Earlier this spring, I attended a large software vendor’s user forum that focused on its supply chain solutions. I was particularly interested in hearing about the implementation of a warehouse management system (WMS) at a large grocery chain in Europe. Unfortunately, the speaker from the retail chain was from the IT department, and he spoke about master data, configuration switches, and integration with the enterprise system, all delivered in a monotone. As the speaker continued to babble, my eyes began to glaze over. I decided it was better to stealthily sneak out of the room than to fall asleep.
There’s a common saying that supply chain improvements are driven by people, process, and technology, but most supply chain executives that I know are far more passionate about process than technology. When technology is discussed, it is often in relationship to a process–i.e., how an application can enable a new and better process, and perhaps allow for the kind of optimal planning that no human could ever match.

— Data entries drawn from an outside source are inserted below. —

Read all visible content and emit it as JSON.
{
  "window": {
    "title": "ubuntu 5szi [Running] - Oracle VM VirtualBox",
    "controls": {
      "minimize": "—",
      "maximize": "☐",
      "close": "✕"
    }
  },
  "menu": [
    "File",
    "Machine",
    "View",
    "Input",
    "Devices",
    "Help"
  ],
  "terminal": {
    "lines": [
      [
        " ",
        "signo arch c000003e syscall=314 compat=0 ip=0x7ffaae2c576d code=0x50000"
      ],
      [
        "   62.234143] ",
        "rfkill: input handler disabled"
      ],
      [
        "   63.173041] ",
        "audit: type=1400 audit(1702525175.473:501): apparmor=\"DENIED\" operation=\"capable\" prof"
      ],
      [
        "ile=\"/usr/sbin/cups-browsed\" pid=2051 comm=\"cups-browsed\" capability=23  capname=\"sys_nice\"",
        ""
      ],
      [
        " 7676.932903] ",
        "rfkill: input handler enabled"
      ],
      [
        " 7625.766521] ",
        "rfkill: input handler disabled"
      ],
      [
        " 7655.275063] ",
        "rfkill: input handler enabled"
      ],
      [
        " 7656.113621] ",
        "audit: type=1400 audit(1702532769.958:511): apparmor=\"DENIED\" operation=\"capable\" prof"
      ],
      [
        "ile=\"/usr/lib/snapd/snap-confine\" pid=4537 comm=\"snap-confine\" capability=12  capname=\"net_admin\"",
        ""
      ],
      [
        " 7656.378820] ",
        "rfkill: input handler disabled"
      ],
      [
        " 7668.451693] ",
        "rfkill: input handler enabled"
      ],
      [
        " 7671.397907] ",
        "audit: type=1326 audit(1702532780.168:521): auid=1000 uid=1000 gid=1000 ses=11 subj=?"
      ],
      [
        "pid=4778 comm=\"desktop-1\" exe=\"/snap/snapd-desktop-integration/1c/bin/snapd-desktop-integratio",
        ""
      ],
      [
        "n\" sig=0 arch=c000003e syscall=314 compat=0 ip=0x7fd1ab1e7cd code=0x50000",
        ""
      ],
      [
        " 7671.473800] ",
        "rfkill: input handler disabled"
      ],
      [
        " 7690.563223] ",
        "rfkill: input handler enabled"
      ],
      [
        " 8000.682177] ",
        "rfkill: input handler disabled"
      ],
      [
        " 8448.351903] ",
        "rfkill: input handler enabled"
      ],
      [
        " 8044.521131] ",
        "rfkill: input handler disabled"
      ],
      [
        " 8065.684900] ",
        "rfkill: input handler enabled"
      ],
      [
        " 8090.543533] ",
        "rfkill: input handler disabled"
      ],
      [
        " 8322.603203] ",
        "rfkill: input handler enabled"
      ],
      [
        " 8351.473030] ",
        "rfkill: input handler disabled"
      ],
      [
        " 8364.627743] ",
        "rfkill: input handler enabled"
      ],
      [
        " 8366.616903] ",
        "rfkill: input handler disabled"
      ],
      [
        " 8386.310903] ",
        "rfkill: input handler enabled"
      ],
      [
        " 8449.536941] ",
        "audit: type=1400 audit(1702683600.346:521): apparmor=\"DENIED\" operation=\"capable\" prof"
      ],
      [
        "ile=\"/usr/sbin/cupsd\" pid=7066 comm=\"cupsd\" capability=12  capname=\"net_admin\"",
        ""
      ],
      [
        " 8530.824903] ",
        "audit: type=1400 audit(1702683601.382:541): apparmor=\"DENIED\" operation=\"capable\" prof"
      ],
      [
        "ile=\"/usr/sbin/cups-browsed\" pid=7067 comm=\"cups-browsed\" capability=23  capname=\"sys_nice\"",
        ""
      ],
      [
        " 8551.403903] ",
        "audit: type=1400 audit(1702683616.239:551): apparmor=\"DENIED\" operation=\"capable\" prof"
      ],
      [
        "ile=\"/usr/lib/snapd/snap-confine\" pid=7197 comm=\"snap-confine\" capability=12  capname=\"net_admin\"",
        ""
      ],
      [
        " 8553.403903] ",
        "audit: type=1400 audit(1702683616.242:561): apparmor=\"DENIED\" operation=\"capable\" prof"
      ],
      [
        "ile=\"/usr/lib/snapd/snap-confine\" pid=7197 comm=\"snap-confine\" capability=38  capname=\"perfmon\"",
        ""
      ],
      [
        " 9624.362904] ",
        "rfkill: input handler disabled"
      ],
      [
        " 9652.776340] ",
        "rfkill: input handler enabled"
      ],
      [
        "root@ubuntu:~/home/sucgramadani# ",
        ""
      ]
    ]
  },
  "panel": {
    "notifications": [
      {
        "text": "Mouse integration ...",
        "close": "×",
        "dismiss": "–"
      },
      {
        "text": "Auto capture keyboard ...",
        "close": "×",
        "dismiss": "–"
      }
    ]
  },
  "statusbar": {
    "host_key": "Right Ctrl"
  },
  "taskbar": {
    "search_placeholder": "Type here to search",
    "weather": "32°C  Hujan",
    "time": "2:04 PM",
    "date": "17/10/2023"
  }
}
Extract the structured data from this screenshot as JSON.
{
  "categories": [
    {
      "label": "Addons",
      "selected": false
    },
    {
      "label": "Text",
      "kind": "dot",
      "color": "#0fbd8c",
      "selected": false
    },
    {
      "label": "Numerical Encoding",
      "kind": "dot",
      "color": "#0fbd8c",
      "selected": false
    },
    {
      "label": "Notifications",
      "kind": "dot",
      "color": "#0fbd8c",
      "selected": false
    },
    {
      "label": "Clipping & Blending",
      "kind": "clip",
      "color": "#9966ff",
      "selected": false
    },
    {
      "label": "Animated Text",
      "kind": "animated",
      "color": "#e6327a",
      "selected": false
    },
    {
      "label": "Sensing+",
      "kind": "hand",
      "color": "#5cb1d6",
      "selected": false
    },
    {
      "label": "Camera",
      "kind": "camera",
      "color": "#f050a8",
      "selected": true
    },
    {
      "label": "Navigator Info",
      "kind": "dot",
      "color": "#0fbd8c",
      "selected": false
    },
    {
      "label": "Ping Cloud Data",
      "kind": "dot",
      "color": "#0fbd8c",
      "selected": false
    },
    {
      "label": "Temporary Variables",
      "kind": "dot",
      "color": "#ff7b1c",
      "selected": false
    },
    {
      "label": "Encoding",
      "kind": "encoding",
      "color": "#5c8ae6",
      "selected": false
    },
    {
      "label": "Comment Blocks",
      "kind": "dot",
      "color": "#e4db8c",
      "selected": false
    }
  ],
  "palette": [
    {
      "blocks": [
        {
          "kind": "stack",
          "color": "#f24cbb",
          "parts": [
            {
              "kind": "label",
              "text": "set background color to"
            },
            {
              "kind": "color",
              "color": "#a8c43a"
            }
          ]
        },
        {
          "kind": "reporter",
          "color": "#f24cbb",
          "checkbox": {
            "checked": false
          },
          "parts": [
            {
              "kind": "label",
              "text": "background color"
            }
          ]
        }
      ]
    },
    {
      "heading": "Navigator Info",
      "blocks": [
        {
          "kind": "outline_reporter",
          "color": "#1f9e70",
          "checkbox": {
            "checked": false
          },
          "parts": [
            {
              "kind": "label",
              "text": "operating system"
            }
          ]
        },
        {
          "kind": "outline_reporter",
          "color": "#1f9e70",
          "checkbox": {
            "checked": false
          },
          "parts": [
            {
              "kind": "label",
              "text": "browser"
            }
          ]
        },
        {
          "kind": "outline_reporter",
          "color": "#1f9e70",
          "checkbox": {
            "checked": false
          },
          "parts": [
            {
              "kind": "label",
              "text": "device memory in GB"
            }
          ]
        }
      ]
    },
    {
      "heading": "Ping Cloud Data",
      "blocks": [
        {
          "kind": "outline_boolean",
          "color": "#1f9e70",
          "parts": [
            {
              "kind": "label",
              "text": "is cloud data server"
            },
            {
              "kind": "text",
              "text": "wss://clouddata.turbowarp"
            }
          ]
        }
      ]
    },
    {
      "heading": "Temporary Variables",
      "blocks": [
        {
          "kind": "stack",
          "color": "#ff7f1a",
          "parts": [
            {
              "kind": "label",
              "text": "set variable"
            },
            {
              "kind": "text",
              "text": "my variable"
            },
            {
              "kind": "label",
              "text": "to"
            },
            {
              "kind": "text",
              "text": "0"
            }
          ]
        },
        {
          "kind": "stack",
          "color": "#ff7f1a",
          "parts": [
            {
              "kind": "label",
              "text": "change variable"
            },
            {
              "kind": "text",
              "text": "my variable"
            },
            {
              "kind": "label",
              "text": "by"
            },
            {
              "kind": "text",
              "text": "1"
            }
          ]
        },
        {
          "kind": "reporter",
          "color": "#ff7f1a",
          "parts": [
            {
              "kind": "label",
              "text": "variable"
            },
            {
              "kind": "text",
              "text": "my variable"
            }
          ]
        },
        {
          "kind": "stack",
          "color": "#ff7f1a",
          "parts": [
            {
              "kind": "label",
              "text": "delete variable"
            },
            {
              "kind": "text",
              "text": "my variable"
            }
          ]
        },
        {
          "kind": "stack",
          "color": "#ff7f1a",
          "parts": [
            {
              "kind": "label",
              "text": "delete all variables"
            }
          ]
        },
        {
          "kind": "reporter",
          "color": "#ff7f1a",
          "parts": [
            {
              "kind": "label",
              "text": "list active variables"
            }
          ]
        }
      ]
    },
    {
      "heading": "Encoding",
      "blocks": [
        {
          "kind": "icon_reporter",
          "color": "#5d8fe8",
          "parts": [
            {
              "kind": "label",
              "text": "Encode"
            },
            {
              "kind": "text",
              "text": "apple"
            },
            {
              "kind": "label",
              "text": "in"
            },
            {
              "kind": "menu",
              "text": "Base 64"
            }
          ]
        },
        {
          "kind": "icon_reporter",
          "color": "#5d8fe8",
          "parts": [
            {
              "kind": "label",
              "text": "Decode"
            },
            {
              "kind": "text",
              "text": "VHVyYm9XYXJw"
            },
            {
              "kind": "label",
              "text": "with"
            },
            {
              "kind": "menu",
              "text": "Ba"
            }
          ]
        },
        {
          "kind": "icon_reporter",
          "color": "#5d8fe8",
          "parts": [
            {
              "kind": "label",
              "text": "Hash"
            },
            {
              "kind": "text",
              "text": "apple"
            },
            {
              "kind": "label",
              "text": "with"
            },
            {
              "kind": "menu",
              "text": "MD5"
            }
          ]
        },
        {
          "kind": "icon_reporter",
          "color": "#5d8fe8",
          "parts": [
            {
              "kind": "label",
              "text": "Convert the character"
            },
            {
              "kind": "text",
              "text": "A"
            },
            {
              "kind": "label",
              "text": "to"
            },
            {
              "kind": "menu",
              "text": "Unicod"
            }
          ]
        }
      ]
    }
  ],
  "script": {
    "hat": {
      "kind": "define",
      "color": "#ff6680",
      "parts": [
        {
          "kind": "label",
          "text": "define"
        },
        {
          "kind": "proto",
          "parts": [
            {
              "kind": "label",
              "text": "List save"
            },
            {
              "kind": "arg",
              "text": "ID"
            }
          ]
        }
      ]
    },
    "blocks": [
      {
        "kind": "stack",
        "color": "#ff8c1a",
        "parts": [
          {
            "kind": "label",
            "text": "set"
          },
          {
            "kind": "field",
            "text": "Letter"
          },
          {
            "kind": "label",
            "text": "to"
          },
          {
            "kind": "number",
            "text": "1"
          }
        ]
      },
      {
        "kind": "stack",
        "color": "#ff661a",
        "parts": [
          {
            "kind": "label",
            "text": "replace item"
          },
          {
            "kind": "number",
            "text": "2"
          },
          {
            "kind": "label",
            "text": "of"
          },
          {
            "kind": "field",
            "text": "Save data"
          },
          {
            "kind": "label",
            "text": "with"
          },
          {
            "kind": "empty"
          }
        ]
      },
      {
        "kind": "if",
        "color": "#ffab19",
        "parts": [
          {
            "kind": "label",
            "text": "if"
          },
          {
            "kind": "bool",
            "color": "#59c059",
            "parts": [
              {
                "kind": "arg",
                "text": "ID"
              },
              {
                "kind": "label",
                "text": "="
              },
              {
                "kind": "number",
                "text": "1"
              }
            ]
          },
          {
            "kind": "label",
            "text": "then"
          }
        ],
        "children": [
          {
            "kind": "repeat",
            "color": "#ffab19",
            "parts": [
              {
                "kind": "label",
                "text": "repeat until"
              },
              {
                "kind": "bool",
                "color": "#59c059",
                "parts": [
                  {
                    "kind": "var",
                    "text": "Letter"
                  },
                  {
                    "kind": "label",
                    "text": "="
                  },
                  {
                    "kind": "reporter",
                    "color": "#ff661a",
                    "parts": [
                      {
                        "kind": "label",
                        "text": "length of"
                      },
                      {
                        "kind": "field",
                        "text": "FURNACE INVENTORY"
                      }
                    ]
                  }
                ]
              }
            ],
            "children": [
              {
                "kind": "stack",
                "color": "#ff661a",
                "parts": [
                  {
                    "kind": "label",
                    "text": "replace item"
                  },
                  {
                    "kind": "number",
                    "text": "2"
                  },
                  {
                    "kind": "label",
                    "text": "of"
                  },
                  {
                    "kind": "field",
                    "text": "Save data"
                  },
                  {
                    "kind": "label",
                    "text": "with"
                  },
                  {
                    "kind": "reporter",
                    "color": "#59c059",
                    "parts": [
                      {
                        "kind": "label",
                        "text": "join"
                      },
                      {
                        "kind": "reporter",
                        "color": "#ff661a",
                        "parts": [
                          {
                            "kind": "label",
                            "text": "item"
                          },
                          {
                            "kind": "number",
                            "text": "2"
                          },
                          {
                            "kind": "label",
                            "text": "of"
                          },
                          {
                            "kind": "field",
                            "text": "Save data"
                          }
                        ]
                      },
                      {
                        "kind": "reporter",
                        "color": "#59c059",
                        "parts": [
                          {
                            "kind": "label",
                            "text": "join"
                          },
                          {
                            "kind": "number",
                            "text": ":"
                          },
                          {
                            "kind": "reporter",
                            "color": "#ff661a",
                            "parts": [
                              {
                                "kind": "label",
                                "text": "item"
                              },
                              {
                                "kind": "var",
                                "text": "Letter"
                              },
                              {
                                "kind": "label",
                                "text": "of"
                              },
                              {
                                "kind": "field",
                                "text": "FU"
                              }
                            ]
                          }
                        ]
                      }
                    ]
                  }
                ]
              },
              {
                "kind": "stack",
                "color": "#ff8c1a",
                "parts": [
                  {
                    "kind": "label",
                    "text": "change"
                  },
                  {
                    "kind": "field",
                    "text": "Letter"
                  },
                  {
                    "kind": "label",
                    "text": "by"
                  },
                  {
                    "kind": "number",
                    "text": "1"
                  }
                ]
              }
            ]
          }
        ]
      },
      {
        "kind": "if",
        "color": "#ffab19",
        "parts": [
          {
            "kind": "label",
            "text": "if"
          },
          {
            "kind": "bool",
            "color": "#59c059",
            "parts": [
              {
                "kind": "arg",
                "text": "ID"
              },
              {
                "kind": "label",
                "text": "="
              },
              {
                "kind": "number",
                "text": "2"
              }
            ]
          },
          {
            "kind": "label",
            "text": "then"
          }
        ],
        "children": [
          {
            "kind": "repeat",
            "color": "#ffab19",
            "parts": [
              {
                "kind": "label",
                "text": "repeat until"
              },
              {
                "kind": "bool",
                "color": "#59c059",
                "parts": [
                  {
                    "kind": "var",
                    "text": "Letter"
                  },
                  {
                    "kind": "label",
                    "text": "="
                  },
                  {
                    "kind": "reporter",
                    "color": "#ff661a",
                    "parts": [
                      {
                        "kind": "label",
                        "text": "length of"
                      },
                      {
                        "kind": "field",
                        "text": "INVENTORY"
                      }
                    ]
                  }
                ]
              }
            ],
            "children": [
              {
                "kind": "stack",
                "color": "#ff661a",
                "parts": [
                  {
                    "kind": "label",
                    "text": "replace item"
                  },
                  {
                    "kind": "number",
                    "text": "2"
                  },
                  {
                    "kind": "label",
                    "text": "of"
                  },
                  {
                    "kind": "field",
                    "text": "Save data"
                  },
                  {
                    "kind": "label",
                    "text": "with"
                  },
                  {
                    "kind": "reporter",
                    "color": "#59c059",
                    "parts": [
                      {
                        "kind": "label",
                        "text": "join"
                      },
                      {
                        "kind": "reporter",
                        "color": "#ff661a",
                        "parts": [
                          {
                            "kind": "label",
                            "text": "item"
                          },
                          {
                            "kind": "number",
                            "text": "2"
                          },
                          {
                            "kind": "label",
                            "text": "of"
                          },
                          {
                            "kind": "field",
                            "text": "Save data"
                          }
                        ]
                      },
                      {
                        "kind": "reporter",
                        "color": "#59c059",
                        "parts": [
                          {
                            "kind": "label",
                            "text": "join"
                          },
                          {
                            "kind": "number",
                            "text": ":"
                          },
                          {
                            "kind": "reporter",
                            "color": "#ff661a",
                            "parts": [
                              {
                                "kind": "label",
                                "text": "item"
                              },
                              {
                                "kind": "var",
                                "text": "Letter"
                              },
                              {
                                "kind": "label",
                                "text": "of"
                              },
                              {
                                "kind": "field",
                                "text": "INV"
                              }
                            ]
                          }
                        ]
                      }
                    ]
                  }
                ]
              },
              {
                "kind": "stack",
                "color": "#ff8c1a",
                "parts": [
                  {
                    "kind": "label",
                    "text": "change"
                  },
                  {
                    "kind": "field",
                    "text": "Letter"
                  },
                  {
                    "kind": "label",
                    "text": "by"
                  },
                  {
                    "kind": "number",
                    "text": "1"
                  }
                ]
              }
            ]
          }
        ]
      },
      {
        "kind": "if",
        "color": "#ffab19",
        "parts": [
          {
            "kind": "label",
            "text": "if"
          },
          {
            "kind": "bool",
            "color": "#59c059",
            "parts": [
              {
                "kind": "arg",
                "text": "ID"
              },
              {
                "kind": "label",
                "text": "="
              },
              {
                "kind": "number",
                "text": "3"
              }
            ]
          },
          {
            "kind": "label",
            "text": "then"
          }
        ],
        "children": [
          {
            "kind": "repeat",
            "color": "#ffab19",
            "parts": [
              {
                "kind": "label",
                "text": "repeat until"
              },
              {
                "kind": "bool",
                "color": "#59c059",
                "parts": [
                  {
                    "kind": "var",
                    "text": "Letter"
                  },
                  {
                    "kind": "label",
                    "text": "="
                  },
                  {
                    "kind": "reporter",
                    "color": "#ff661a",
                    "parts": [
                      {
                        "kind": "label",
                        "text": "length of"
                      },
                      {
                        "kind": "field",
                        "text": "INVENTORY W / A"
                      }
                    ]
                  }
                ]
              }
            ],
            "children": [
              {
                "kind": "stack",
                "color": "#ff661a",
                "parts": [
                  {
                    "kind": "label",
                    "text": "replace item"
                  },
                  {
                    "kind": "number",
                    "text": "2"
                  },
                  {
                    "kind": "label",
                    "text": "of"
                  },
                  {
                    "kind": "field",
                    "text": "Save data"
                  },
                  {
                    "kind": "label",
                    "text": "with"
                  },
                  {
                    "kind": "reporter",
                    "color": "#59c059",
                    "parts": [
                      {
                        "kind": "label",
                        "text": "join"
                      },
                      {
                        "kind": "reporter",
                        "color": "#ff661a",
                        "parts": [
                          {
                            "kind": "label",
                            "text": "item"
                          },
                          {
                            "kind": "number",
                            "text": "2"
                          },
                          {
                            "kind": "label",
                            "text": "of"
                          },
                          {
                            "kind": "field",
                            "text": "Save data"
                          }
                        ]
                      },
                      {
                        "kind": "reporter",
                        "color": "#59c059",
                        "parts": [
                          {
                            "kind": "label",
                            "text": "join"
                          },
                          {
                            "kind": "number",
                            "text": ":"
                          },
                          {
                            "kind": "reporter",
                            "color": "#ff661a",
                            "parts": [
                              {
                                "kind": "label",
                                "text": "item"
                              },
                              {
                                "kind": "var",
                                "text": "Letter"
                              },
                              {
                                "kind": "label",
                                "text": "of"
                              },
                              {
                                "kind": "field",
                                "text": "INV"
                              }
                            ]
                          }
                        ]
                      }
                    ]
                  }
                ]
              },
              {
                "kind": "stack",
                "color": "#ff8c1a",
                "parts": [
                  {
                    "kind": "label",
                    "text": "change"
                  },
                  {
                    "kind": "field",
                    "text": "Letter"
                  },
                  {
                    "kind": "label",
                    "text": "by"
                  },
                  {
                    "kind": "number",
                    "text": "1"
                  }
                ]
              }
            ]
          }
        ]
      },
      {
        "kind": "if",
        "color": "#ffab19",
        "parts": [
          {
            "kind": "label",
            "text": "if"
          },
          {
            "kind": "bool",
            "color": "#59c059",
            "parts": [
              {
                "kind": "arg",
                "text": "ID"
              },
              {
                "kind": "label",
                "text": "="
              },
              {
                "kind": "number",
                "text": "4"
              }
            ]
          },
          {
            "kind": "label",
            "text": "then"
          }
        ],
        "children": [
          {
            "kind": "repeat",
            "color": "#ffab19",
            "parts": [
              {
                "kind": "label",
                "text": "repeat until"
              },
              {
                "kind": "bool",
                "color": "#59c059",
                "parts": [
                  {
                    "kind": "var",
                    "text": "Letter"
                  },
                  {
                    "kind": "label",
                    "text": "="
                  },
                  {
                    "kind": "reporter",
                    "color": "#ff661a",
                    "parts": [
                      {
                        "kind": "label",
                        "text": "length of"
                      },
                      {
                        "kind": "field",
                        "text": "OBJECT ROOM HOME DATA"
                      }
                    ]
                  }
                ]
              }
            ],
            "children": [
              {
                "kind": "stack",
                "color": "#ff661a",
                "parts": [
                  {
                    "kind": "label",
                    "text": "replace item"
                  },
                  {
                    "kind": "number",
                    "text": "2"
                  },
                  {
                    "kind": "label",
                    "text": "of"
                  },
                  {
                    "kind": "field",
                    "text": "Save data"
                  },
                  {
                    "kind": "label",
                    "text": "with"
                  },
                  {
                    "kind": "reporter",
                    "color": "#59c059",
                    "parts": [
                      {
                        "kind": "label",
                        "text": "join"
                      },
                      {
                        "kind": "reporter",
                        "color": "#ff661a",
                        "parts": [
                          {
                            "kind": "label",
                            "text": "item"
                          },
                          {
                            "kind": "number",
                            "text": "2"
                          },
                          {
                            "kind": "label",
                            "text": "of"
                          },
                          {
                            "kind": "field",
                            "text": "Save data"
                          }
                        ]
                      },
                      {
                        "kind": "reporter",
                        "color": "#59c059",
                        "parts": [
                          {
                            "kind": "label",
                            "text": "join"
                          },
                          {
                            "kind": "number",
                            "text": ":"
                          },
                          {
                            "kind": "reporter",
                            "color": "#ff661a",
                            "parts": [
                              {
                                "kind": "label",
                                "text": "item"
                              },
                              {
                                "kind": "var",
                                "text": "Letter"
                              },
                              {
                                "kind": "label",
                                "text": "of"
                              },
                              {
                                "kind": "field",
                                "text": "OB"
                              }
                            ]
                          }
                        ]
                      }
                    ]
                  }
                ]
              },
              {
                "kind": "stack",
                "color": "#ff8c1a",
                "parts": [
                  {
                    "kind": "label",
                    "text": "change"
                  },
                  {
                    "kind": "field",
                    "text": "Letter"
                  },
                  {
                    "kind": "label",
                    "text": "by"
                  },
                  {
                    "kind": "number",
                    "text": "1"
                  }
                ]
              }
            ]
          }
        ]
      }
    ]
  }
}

Software architecture affects the depth of an application’s functionality, how quickly it can be implemented, and the speed of upgrade. Architecture also affects the ease with which ongoing changes can be made to supply chain processes, the degree to which information generated by the application can be used to drive continuous improvement, and the ease of collaborating with key partners. There is no single type of architecture that is “best” in all those areas. But certain architectures do allow for much better trade-offs across those benefit areas. In summary, it is clear that software architecture affects the ROI and qualitative benefits delivered by an application. But many of these architectural issues are still not well understood by the broader supply chain community.
The table below outlines what I view as the core architectural enhancements over the last twenty years; the reasons they matter; the applications they apply to most prevalently; and the trade-offs. The architectures are presented in the order in which they appeared in the marketplace.
Here I need to admit that I have never been an IT programmer, architect, or strategist. I’ve never even taken an IT course. My views are based on conversations I’ve had with many, many supply chain executives who have lived through implementations.
In addition, these are generalizations. There are ERP vendors, for example, that have introduced supply chain applications based on a standalone, best-of-breed architecture. These applications have very deep functionality. Further, while most multi-tenant TMS providers will readily admit that their solutions are not as functionally rich as the most robust single-tenant solutions, three vendors with multi-tenant solutions argue that they are capable of optimization every bit as complex and scalable as single-instance solutions. This is something I need to verify through future user interviews.
Some IT folks will notice that I did not include Service Oriented Architecture (SOA) in the table. That’s because every software vendor I know claims they have an SOA architecture. For someone who is not an IT guy, it is impossible to verify if that is really true. Instead, I included Business Process Management configuration engines because even a non-techie can identify this architecture. It involves pulling process objects into a sandbox environment and snapping them together to create a task flow.
I also did not include mini-applications sold in an app store format, although I do consider this a very interesting new development (see “App Stores Come to the SCE Market” for additional commentary). If I were to write a similar commentary in a few years, app stores might be on the list.
In conclusion, the architecture of supply chain applications does matter. Unfortunately, this is a topic that many supply chain managers do not pay enough attention to.